Quali sono state le motivazioni extra campo che ti hanno fatto smettere di allenare?
“Sì, molti mi chiedevano come facevo ad abbandonare un lavoro che paga tanto, ma a me piaceva tanto. Però rientravo a casa e non salutavo neanche mia moglie, finiva una partita e pensavo all’altra. Sono cose che ti condizionano anche caratterialmente: senza presunzione, ma quando ho iniziato c’era un racconto nei miei riguardi da parte dei direttori sportivi - venni preso da Marotta - che delineavano un percorso ad alti livelli per me. E invece non ce l’ho fatta: quando giocavo, oltre ad essere capitano tutti mi identificavano come giocatore di personalità: io questa personalità ce l’avevo, ma quando dovevo trasmetterla agli altri, la sentivo troppo… e per questo non ce l’ho fatta”.
Che ne pensi di Vasquez?
“Sono malato di questo giocatore.
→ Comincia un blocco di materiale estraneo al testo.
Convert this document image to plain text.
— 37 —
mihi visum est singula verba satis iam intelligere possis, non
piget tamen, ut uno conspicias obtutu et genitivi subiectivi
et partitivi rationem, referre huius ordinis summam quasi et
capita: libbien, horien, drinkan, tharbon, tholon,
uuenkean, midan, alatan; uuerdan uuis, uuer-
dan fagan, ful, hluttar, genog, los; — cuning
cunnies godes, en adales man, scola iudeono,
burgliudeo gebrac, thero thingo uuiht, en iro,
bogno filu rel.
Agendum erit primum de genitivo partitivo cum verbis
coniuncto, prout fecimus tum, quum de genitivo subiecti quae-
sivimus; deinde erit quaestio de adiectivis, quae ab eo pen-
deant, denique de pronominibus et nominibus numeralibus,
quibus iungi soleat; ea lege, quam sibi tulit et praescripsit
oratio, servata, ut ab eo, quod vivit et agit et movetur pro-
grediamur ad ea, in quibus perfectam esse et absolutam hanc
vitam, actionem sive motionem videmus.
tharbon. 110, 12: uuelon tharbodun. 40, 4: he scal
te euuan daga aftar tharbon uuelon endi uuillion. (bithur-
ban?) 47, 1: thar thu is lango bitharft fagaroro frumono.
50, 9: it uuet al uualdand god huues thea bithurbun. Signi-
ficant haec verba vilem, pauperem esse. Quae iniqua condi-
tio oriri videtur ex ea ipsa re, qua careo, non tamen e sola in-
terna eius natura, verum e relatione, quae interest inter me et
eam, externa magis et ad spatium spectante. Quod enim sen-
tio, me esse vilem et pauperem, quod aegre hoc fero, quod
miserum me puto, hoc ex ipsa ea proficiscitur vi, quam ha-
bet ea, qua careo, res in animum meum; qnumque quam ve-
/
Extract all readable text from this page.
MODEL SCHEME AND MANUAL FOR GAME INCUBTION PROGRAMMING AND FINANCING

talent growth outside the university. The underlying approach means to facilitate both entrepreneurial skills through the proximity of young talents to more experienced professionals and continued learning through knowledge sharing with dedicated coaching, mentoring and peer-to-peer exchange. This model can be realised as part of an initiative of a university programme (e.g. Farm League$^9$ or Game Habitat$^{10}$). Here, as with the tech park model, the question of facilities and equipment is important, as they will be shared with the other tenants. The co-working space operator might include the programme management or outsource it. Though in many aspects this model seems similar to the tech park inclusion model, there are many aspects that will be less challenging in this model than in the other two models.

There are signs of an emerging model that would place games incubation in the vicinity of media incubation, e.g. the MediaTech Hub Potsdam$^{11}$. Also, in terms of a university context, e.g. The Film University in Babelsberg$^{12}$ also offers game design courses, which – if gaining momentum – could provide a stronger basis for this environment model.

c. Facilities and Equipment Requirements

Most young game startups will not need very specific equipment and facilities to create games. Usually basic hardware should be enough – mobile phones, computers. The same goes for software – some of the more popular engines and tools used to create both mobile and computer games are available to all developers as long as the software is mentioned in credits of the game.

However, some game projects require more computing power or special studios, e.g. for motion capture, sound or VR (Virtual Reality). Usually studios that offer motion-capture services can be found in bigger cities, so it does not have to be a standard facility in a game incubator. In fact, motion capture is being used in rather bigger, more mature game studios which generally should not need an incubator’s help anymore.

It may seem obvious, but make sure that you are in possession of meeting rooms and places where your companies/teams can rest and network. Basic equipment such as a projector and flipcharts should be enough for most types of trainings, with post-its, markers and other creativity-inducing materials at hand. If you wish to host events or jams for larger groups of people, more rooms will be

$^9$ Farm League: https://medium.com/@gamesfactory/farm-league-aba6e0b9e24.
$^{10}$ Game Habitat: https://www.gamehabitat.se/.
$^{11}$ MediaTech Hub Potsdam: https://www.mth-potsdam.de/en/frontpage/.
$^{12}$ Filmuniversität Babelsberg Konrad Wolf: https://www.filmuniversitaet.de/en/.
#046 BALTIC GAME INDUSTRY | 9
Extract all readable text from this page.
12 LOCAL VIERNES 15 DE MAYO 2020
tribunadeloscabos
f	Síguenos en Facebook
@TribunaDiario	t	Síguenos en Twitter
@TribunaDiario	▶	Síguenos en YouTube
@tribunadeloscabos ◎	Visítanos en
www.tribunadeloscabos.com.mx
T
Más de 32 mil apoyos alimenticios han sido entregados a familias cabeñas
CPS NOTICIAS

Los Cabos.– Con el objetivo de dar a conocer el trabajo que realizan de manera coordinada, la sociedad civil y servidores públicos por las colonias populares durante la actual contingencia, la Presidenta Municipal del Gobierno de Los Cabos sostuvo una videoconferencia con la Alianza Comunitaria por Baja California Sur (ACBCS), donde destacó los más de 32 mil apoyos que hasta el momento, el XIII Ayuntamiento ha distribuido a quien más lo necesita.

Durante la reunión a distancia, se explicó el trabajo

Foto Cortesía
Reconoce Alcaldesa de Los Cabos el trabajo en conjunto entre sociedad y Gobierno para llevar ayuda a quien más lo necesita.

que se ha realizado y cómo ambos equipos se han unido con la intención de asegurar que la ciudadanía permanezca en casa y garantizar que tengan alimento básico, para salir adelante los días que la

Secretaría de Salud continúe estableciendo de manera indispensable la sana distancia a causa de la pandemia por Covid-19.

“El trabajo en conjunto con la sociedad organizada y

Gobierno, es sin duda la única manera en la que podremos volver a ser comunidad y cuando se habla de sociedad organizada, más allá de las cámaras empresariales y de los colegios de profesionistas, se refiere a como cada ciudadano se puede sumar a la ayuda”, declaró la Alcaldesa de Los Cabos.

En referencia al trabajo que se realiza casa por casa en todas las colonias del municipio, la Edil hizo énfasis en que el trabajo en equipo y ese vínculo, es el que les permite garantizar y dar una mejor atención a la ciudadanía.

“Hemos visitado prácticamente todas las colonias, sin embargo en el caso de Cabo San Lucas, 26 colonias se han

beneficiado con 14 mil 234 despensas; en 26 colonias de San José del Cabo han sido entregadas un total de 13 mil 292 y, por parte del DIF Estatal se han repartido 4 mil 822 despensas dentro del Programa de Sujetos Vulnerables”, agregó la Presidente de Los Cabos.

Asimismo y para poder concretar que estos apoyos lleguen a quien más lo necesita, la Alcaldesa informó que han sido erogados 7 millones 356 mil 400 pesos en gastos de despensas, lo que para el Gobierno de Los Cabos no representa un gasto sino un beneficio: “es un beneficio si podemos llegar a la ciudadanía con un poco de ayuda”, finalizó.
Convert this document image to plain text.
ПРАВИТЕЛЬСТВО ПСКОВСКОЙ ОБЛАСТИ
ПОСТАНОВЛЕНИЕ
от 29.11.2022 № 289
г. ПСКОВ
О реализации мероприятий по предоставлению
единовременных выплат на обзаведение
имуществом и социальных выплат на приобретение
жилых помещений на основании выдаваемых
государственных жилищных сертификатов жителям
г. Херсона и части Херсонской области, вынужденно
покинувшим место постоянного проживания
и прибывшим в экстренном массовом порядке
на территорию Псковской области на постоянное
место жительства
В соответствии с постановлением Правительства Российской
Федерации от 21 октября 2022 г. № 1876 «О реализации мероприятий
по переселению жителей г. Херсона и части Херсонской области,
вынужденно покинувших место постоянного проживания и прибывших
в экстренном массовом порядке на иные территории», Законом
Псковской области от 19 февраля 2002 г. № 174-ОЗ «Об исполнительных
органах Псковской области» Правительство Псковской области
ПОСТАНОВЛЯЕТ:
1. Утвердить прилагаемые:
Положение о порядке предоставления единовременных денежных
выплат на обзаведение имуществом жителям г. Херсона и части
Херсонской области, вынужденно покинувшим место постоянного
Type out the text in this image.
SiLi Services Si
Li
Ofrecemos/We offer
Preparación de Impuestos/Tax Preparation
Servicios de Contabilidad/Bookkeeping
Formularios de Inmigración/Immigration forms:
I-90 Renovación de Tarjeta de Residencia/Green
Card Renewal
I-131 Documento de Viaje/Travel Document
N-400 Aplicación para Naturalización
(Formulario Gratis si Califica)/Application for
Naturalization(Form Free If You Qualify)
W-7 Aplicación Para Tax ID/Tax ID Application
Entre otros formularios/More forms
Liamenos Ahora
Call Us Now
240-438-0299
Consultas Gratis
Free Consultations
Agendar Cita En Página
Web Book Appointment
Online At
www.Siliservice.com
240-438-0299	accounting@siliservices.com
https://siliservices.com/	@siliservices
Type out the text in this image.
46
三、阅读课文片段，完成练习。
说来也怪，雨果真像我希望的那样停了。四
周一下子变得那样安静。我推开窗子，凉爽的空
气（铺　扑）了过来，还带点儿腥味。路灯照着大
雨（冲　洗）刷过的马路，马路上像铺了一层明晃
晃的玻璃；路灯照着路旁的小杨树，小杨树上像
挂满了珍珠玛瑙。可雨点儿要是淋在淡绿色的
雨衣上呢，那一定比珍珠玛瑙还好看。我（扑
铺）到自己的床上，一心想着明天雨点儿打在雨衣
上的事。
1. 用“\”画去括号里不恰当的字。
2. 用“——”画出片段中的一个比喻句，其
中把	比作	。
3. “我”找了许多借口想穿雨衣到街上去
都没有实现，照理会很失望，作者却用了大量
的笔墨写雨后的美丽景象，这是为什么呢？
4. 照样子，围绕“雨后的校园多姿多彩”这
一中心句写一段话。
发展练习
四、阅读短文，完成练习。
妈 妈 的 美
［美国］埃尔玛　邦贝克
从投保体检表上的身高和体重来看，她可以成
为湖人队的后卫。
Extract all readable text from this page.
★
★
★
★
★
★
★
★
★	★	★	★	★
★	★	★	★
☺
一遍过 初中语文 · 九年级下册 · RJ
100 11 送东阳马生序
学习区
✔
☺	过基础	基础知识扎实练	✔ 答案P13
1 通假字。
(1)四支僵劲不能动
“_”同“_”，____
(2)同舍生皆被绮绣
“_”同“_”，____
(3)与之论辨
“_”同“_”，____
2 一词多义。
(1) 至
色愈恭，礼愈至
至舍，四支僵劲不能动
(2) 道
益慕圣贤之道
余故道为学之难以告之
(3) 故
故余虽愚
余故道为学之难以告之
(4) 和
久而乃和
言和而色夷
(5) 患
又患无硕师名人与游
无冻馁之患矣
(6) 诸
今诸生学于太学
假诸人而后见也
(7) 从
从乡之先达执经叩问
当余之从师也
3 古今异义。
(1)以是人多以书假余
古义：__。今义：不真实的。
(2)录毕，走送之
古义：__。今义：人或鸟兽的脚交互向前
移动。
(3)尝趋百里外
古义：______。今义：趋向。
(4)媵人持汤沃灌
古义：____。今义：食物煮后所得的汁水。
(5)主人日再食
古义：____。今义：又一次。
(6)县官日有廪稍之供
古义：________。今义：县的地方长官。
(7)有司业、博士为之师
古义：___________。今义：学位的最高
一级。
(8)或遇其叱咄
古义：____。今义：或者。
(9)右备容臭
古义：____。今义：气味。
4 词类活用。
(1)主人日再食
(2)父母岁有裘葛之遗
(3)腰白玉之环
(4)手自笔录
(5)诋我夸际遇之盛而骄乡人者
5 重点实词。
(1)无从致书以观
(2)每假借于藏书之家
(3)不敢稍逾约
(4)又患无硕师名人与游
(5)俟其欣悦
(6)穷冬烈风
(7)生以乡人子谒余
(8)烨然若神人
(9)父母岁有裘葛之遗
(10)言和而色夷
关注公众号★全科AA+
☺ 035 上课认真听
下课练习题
Quando è arrivato non si sapeva che ruolo faceva, giocava da terzo a sinistra. Adesso gioca a quattro e fa bene lo stesso, ma prima aveva la possibilità di sganciarsi e usare il suo piede che non è niente male. Devo dire che inizialmente c’era stato qualche problema, ma si è scoperto il suo valore adesso. Tra l’altro in coppia con Bani, che è genoano e per me è un idolo, perché non è Beckenbauer ma ci mette anima e personalità. Vasquez è una delle sorprese di questa squadra, se il Genoa prende pochi gol da un bel po’ è merito di tutta la squadra ma anche suo”.
Tutti i guai della stagione della Roma sono nati dal pareggio di De Winter in Genoa-Roma: chi in questa squadra potrebbe avere una grande carriera?
“Frendrup. Si potrebbe parlare delle cessioni di gente come Gudmundsson e Retegui, gente che dà un gran contributo. Frendrup non ha grande classe, ma a cena in un Genoa club gli ho detto che se fa 4 gol e 4 assist all’anno, va al Real Madrid, col mio dispiacere perché lo vorrei sempre a Genova. È una mezz’ala vera, vecchio stampo: se migliora un po’ nei numeri secondo me andrà in una grande squadra”.